The annual Toys for Kids program has about the same status as most households this time of year. The list of wants is growing, and the money and goods to fill those wants haven’t quite hit their stride.
A week into the season, Toys for Kids cofounder Wanda Thacker said volunteers have names of more than 260 children to receive Christmas toys this year.
“We expect to have at least 300 more by the time sign-ups are complete,” Thacker said.
The central Toys for Kids headquarters at 2325 Belle Plain has new shelving to take in inventory, but the shelves are pretty bare right now, Thacker said.
“But,” she added, “it’s early in the season. This is our fifth year to have the program and a lot of clubs, schools and organizations have made Toys for Kids a holiday tradition and take up their own collections. The community always comes through. We always make it. I don’t expect this year to be any different.”

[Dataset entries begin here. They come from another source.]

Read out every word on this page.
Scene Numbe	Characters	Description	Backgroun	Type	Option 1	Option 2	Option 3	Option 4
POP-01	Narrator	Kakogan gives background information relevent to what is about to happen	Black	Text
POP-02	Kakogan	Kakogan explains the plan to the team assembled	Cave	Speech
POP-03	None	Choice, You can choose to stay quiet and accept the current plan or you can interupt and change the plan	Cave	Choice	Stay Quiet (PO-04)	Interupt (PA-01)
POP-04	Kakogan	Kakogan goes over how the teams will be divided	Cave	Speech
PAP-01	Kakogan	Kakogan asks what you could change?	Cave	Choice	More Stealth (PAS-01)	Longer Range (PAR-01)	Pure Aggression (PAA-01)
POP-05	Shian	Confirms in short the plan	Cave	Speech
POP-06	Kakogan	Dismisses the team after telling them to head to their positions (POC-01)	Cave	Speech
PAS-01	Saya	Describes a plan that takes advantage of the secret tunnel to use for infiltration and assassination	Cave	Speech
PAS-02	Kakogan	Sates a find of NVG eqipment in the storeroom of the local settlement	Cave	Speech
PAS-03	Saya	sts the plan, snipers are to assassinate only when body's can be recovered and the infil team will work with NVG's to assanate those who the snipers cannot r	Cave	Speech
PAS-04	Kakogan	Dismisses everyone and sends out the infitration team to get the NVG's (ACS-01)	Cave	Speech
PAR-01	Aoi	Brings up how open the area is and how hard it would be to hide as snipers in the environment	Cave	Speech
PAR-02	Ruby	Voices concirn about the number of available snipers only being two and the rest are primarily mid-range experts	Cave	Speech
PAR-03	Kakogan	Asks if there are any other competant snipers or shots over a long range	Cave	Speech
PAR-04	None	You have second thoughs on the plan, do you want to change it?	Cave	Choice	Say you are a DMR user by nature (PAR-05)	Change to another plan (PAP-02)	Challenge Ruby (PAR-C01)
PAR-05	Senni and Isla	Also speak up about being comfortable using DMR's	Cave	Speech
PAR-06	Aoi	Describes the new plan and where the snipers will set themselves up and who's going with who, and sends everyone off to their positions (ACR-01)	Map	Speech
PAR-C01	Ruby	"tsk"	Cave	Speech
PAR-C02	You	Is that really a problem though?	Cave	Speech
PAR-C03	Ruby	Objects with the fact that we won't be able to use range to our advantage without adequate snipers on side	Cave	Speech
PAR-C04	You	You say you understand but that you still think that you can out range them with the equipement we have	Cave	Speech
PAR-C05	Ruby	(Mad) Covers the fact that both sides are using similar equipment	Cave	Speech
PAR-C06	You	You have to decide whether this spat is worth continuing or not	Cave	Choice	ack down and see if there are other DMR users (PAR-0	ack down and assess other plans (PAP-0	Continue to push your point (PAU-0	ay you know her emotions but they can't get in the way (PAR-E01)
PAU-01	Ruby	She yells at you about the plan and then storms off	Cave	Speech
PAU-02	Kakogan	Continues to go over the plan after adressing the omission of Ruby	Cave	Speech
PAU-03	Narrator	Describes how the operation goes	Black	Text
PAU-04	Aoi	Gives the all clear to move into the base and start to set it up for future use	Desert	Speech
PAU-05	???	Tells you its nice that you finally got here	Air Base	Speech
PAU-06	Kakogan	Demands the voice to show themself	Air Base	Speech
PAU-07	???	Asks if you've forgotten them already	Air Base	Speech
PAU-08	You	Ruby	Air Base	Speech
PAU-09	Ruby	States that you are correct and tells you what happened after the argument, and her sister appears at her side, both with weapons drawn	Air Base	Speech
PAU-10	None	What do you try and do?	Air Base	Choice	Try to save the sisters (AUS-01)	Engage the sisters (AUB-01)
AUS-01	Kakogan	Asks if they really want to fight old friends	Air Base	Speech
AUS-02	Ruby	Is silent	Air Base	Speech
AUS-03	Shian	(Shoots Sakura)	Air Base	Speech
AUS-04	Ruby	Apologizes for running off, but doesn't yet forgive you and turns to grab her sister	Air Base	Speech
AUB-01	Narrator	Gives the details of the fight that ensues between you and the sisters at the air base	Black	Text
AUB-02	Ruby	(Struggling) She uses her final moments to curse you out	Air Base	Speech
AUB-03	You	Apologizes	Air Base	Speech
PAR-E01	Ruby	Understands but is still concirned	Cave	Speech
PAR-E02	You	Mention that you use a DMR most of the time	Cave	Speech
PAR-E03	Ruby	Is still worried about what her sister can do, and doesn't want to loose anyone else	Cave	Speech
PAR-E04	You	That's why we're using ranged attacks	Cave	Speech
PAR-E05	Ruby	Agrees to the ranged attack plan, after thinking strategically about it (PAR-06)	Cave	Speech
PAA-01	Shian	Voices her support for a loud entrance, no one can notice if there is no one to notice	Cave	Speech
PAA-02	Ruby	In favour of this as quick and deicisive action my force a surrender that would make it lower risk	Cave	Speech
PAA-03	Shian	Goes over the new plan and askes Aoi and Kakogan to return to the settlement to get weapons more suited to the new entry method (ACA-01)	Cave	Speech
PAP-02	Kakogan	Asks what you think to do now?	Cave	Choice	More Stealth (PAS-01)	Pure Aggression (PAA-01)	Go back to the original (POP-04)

Donations can be dropped off between 9.30 a.m. and 4 p.m. Wednesday through Saturday at the headquarters. Red Man Lodge and several other buildings are on the property but the Toys for Kids headquarters has a sign on the front to designate it.
Parents may also sign up for their children to receive toys those hours and those days at the same location. Though no financial need statement is required, parents signing up are asked to bring the child’s Social Security card and their own picture identification.
“Some families may be having a tough time right now, because of a job layoff or a big bill, it’s fine for them to sign up. Maybe next year will be better and they can donate gifts,” Thacker said. “I like to think that’s the way it works.”
Many people prefer making financial donations, Thacker said, and those are certainly needed. Checks and money orders can be mailed to Toys for Kids at P.O. Box 912; Brownwood, TX 76804.
With the financial contributions, Thacker said, she and other volunteers can buy more at some wholesale distributors.
“But we also buy a lot of things locally. We shop the sales, cut coupons and look at how the money can be stretched.
“We need toys for big kids, gifts for older adolescents — but especially gifts for 2 and younger — toddler and baby toys. It’s getting close, but a lot of people are just starting their shopping. All we ask is they remember the kids,” Thacker said.
Parents “shopping” day, when they can pick out the toys for their children will be Dec. 22, at the Toys for Kids headquarters.
Thacker and her husband Dennis founded the Brown County Toys for Kids Christmas gift program in 2002 when Dennis was in remission from cancer. But by 2005 at Christmas time, the cancer had returned and Dennis was in hospice care. Wanda Thacker said the family promised Dennis before he died in February, 2006, that Toys for Kids would continue.
Though a number of volunteers are involved, Thacker said, family members including Dennis’s siblings and relatives; Dennis and Wanda Thacker’s daughters, Stacee Hetzel, Carrie Martinez and Krissi Prince and their families; Wanda Thacker’s mom, Dorothy Alston; and a family friend, Marcie Simmons, who’s been a ready volunteer each of the five years, have formed a “core volunteer staff.”
“The family plans to continue this service for as long as we are able,” Thacker said when the 2006 drive began.
“It means so much to our families, it’s a way we can feel Dennis’s wonderful spirit shining through.”